Metabolic flux measurement of de novo purine biosynthesis for HeLa cells. (A) De novo purine biosynthesis is measured by determining amount of [¹⁴C(U)]-glycine incorporated into cellular purines in HeLa cells cultured in purine-rich (■) and purine-depleted (□) media. Incorporation was found to be linear with time up to 4 h, and ratio of de novo purine biosynthesis rates in purine-depleted to purine-rich media was 1.42 by fitting data with the least-squares line method (10, 11). However, data could alternatively be fit with a single exponential function, resulting in larger difference between the two data sets (i.e., 1.60). Error bar indicates SD of three independent assays. Of note, the data points at t = 0 from the two cell culture conditions overlap. (B) Effects of nocodazole on de novo purine biosynthesis was evaluated in a similar way by measuring [¹⁴C(U)]-glycine incorporation for 3 h (Fig. S1).
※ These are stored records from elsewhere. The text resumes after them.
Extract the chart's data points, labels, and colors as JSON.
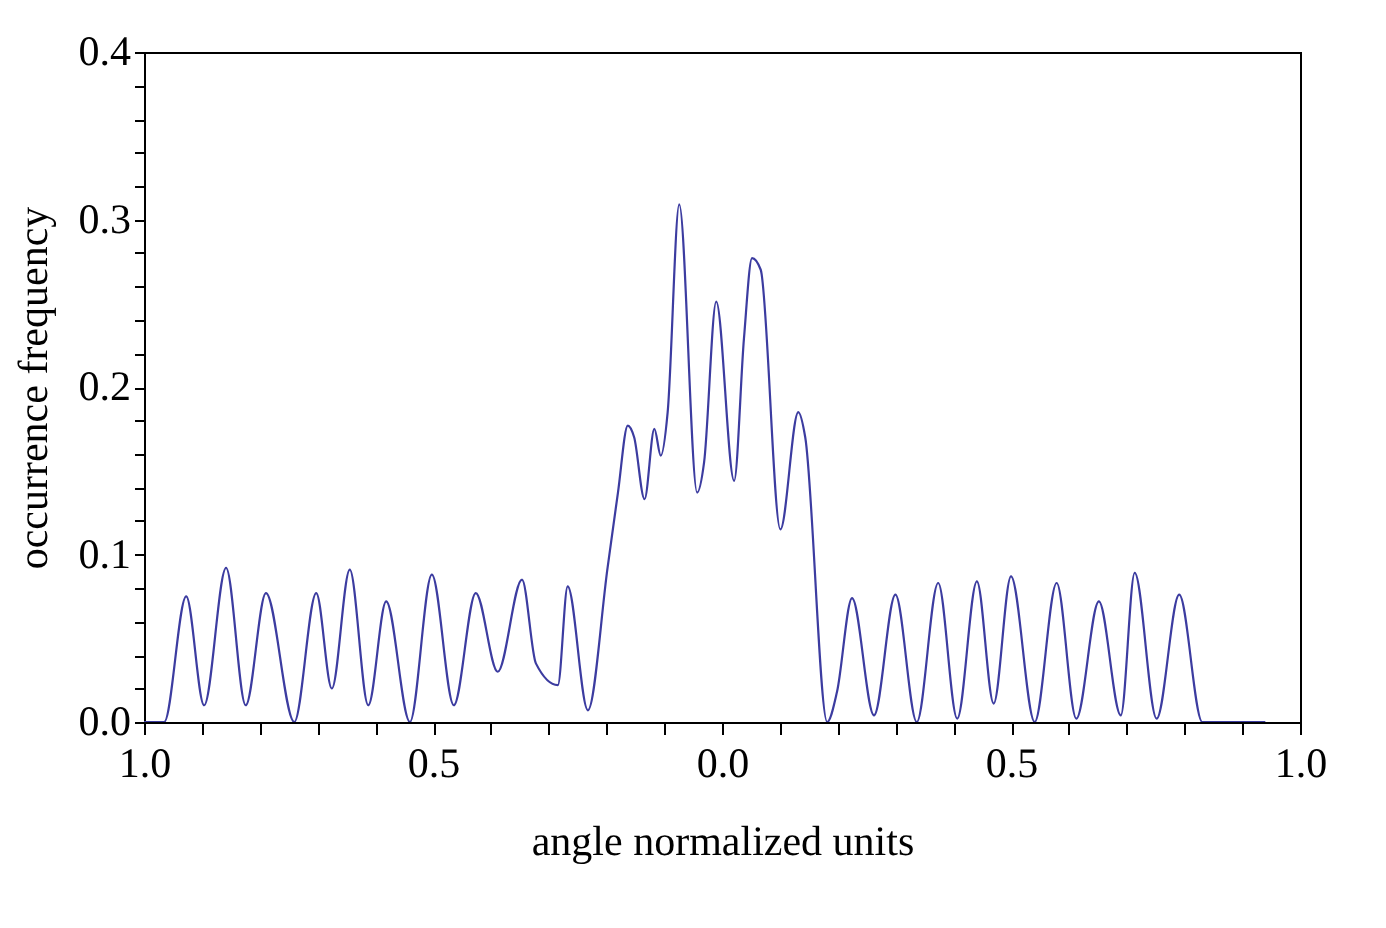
{
  "chart_data": {
    "type": "line",
    "xlabel": "angle normalized units",
    "ylabel": "occurrence frequency",
    "xlim": [
      -1.0,
      1.0
    ],
    "ylim": [
      0.0,
      0.4
    ],
    "xticks": [
      {
        "value": -1.0,
        "label": "1.0"
      },
      {
        "value": -0.9,
        "label": null
      },
      {
        "value": -0.8,
        "label": null
      },
      {
        "value": -0.7,
        "label": null
      },
      {
        "value": -0.6,
        "label": null
      },
      {
        "value": -0.5,
        "label": "0.5"
      },
      {
        "value": -0.4,
        "label": null
      },
      {
        "value": -0.3,
        "label": null
      },
      {
        "value": -0.2,
        "label": null
      },
      {
        "value": -0.1,
        "label": null
      },
      {
        "value": 0.0,
        "label": "0.0"
      },
      {
        "value": 0.1,
        "label": null
      },
      {
        "value": 0.2,
        "label": null
      },
      {
        "value": 0.3,
        "label": null
      },
      {
        "value": 0.4,
        "label": null
      },
      {
        "value": 0.5,
        "label": "0.5"
      },
      {
        "value": 0.6,
        "label": null
      },
      {
        "value": 0.7,
        "label": null
      },
      {
        "value": 0.8,
        "label": null
      },
      {
        "value": 0.9,
        "label": null
      },
      {
        "value": 1.0,
        "label": "1.0"
      }
    ],
    "yticks": [
      {
        "value": 0.0,
        "label": "0.0"
      },
      {
        "value": 0.02,
        "label": null
      },
      {
        "value": 0.04,
        "label": null
      },
      {
        "value": 0.06,
        "label": null
      },
      {
        "value": 0.08,
        "label": null
      },
      0.1,
      {
        "value": 0.12,
        "label": null
      },
      {
        "value": 0.14,
        "label": null
      },
      {
        "value": 0.16,
        "label": null
      },
      {
        "value": 0.18,
        "label": null
      },
      0.2,
      {
        "value": 0.22,
        "label": null
      },
      {
        "value": 0.24,
        "label": null
      },
      {
        "value": 0.26,
        "label": null
      },
      {
        "value": 0.28,
        "label": null
      },
      0.3,
      {
        "value": 0.32,
        "label": null
      },
      {
        "value": 0.34,
        "label": null
      },
      {
        "value": 0.36,
        "label": null
      },
      {
        "value": 0.38,
        "label": null
      },
      0.4
    ],
    "grid": false,
    "marker": "none",
    "line_style": "solid",
    "series": [
      {
        "color": "#3c3ca0",
        "x": [
          -1.0,
          -0.965,
          -0.927,
          -0.896,
          -0.858,
          -0.824,
          -0.789,
          -0.74,
          -0.702,
          -0.675,
          -0.644,
          -0.612,
          -0.581,
          -0.54,
          -0.502,
          -0.464,
          -0.426,
          -0.388,
          -0.346,
          -0.322,
          -0.284,
          -0.267,
          -0.232,
          -0.198,
          -0.18,
          -0.163,
          -0.152,
          -0.134,
          -0.117,
          -0.106,
          -0.094,
          -0.074,
          -0.043,
          -0.031,
          -0.01,
          0.021,
          0.038,
          0.052,
          0.067,
          0.101,
          0.132,
          0.144,
          0.182,
          0.199,
          0.225,
          0.263,
          0.3,
          0.337,
          0.374,
          0.407,
          0.441,
          0.47,
          0.5,
          0.541,
          0.579,
          0.613,
          0.652,
          0.69,
          0.714,
          0.752,
          0.791,
          0.831,
          0.9,
          0.94
        ],
        "values": [
          0.0,
          0.0,
          0.075,
          0.01,
          0.092,
          0.01,
          0.077,
          0.0,
          0.077,
          0.02,
          0.091,
          0.01,
          0.072,
          0.0,
          0.088,
          0.01,
          0.077,
          0.03,
          0.085,
          0.035,
          0.022,
          0.081,
          0.007,
          0.092,
          0.137,
          0.177,
          0.17,
          0.133,
          0.175,
          0.159,
          0.185,
          0.309,
          0.137,
          0.155,
          0.251,
          0.144,
          0.229,
          0.277,
          0.27,
          0.115,
          0.185,
          0.17,
          0.0,
          0.018,
          0.074,
          0.004,
          0.076,
          0.0,
          0.083,
          0.002,
          0.084,
          0.011,
          0.087,
          0.0,
          0.083,
          0.002,
          0.072,
          0.004,
          0.089,
          0.002,
          0.076,
          0.0,
          0.0,
          0.0
        ]
      }
    ]
  }
}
For each type of cells, de novo purine biosynthesis was compared in the absence (i.e., DMSO) and presence of nocodazole. Purine biosynthesis in purine-depleted HeLa cells was decreased by ∼36% in the presence of nocodazole at 3 h. Bar height is the ¹⁴C incorporation into purines per million cells. Error bar indicates SD of three independent assays. *Unpaired one-tailed Student t test revealed that the effect of nocodazole on purine-depleted HeLa cells was statistically significant (P < 0.001). It should be noted that the cells for Fig. 5A were maintained in the preferred growth medium until harvesting, whereas the cells for Fig. 5B were rinsed with buffered saline solution to be treated with nocodazole and then maintained in buffered saline solution until harvesting, to be consistent with cellular imaging conditions.